Mittlerweile hatte die ausverkaufte Halle angefangen zu kochen. Zwischenzeitlich können die Baskets immer wieder ihre offensive Klasse aufblitzen lassen. Prepelic und Machado treffen jeweils einen schweren Dreier und verkürzen das Ergebnis auf 31:39 – Die Fans der Oldenburger schöpfen in dieser Phase Hoffnung, doch die Franzosen ziehen das Tempo sofort wieder an und setzen sich, nachdem Brian Qvale sein drittes Foul kassiert, wieder deutlicher ab. Bis zur Halbzeit wieder auf eine deutliche 13-Punkte-Führung. Mit einem 48:35 wären die Oldenburger aus dem Wettbewerb ausgeschieden.
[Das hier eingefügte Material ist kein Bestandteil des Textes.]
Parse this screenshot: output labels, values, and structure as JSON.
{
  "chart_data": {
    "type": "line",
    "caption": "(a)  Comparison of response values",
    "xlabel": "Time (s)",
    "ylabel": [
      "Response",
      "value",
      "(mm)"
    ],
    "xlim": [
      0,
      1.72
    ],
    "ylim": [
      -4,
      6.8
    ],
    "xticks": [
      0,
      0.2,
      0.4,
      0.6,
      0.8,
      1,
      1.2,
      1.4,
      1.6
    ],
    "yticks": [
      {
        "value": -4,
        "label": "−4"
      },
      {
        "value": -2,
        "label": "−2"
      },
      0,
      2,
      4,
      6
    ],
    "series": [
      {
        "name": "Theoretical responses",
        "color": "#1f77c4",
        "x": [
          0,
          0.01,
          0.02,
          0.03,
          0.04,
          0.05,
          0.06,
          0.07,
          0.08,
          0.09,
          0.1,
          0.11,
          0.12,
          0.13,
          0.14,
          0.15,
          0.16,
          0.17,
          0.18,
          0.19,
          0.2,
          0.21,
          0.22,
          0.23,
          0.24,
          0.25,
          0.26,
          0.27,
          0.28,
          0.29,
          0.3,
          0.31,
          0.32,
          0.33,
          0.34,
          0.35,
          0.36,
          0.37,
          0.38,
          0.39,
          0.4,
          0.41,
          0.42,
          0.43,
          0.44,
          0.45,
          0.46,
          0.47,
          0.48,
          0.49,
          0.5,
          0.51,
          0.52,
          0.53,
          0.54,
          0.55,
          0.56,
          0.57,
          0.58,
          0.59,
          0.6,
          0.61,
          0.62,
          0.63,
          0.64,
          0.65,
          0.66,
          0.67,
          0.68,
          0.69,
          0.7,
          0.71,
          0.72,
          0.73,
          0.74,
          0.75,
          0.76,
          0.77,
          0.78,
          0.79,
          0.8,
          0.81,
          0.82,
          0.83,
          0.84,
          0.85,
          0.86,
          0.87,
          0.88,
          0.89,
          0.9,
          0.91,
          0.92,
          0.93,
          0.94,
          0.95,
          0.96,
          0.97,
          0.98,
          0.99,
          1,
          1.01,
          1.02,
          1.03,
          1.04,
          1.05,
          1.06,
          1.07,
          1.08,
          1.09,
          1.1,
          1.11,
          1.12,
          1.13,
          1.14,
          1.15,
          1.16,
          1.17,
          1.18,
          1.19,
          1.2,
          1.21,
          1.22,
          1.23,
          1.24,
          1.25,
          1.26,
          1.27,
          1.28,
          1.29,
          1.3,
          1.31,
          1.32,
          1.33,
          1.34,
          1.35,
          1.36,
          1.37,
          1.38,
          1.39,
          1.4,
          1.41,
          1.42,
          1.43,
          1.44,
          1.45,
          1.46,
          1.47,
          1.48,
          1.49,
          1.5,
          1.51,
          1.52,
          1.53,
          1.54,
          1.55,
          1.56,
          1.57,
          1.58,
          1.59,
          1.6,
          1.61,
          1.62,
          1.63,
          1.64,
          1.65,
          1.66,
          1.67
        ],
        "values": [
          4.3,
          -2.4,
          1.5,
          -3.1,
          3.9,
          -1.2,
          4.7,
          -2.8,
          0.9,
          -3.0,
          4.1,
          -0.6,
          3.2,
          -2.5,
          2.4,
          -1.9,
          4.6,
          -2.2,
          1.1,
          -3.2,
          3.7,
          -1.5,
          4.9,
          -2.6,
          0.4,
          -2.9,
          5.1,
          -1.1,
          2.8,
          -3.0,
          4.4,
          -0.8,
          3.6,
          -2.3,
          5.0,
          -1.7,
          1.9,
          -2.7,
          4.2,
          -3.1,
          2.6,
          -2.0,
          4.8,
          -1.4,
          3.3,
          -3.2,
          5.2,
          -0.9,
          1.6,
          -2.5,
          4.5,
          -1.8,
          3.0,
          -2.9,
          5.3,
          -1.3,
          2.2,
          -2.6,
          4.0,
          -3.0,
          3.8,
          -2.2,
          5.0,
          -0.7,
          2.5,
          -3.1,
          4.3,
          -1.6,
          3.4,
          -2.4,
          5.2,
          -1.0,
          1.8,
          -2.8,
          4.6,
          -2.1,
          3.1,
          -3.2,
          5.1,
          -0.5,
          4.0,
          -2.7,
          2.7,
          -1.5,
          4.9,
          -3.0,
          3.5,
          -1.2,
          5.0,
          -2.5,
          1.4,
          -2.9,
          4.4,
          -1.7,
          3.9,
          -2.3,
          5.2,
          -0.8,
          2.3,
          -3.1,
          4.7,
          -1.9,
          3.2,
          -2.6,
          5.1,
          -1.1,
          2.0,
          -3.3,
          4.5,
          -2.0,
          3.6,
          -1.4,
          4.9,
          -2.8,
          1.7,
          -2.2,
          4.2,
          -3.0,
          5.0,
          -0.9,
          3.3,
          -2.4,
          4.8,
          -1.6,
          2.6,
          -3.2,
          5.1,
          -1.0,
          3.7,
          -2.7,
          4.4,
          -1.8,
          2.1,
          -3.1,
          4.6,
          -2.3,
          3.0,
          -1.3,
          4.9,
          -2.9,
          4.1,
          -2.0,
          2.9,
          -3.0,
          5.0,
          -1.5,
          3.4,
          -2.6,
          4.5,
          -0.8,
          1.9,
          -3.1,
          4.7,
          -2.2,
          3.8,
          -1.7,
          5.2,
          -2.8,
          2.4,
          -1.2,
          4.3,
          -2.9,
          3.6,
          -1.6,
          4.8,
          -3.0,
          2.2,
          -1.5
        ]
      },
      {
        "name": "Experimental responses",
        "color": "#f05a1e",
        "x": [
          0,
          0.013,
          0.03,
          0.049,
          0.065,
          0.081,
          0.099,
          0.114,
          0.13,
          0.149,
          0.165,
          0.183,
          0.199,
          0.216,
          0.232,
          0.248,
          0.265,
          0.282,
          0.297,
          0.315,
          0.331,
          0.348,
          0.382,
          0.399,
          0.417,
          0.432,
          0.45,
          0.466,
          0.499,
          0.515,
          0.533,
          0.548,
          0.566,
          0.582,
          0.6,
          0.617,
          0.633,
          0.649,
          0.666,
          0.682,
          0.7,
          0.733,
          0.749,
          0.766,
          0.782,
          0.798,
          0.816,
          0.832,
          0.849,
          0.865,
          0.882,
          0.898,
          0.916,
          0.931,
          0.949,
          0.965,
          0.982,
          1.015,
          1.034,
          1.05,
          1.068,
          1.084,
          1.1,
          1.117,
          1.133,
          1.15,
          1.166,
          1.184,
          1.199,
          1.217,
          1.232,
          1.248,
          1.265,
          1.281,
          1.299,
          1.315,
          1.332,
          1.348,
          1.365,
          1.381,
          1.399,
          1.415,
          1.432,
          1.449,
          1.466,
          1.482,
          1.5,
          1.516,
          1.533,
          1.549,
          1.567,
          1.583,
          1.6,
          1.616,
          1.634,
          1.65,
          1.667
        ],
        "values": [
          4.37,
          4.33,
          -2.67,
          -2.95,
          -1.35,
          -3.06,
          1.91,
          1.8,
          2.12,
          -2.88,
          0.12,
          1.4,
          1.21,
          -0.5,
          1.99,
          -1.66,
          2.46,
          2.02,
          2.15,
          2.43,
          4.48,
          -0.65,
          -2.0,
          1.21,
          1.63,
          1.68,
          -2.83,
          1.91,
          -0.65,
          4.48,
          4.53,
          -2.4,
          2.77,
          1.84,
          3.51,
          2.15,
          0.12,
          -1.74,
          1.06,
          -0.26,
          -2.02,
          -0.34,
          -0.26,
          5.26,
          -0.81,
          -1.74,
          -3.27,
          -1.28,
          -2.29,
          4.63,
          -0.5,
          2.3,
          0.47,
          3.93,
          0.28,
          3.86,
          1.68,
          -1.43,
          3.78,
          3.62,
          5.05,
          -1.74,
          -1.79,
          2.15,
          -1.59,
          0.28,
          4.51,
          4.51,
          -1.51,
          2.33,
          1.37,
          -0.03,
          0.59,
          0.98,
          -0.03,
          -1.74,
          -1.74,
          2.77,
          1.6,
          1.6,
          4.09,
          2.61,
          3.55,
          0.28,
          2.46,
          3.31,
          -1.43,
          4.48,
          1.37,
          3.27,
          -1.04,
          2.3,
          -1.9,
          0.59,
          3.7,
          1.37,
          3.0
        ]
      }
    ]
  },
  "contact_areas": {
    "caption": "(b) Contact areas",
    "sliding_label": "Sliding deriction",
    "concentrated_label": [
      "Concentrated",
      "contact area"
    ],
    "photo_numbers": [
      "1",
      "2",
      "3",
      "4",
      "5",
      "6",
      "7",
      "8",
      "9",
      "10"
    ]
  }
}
Strasbourg zieht Zügel immer wieder an

Auch nach der Pause zeigte sich das gleiche Bild. Immer wenn die Oldenburger versuchten einen kleinen Lauf zu starten, reagierten die Franzosen mit guter Defense und ansehnlichen Spielzügen in der Offense. Vor allem die gute Trefferquote von Strasbourg brach den Baskets in einer frühen Phase des dritten Viertels bereits das Genick. Am Ende sollte die Franzosen 58% Trefferquote aus dem Zweier-Bereich und starke 47% aus dem Drei-Punkte-Bereich vorweisen. Auch bei den Rebounds zeigte sich eine klare Überlegenheit der gut eingestellten Strasbourger, die dieses Duell mit 36:20 für sich entschieden. Mit einem Ergebnis von 49:73 war die Partie bereits vor dem Schlussviertel entschieden.

Drijencic zufrieden mit dem Erreichten

Die Huntestädter glaubten im letzten Viertel nicht mehr wirklich daran, dass es noch zu einer Wende kommen kann. Die blau gekleideten EWE Baskets versuchten stets mit erhobenen Haupt verlieren zu können und hielten mit allem dagegen, aber SIG Strasbourg war in allen Belangen eine Nummer besser. Fünf Minuten vor dem Ende ließ Mladen Drijencic seine zweite Garde auf das Feld. Lockhart, Wimberg und Dennis Kramer bekamen noch ein paar Eurocup-Minuten. Die Franzosen durften nach dem deutlichen 93:64-Erfolg zu Recht die nächste Runde feiern.

Beste Akteure bei den Oldenburgern waren noch Brian Qvale (8 Punkte, 5 Rebounds) und Klemen Prepelic (13 Punkte). Bei den starken Franzosen überragte vor allem Mardy Collins mit 16 Punkten und 7 Assists. Dem Ex-Ulmer Matt Howard gelang sogar ein Double-Double mit 11 Punkten und 11 Rebounds.

Trainer Mladen Drijencic betonte auf der Pressekonferenz: „Keiner hätte am Saisonbeginn darauf gewettet, dass wir soweit kommen können. Wir sind stolz auf das Erreichte und faire Sportsmänner um anzuerkennen, dass Strasbourg besser war“.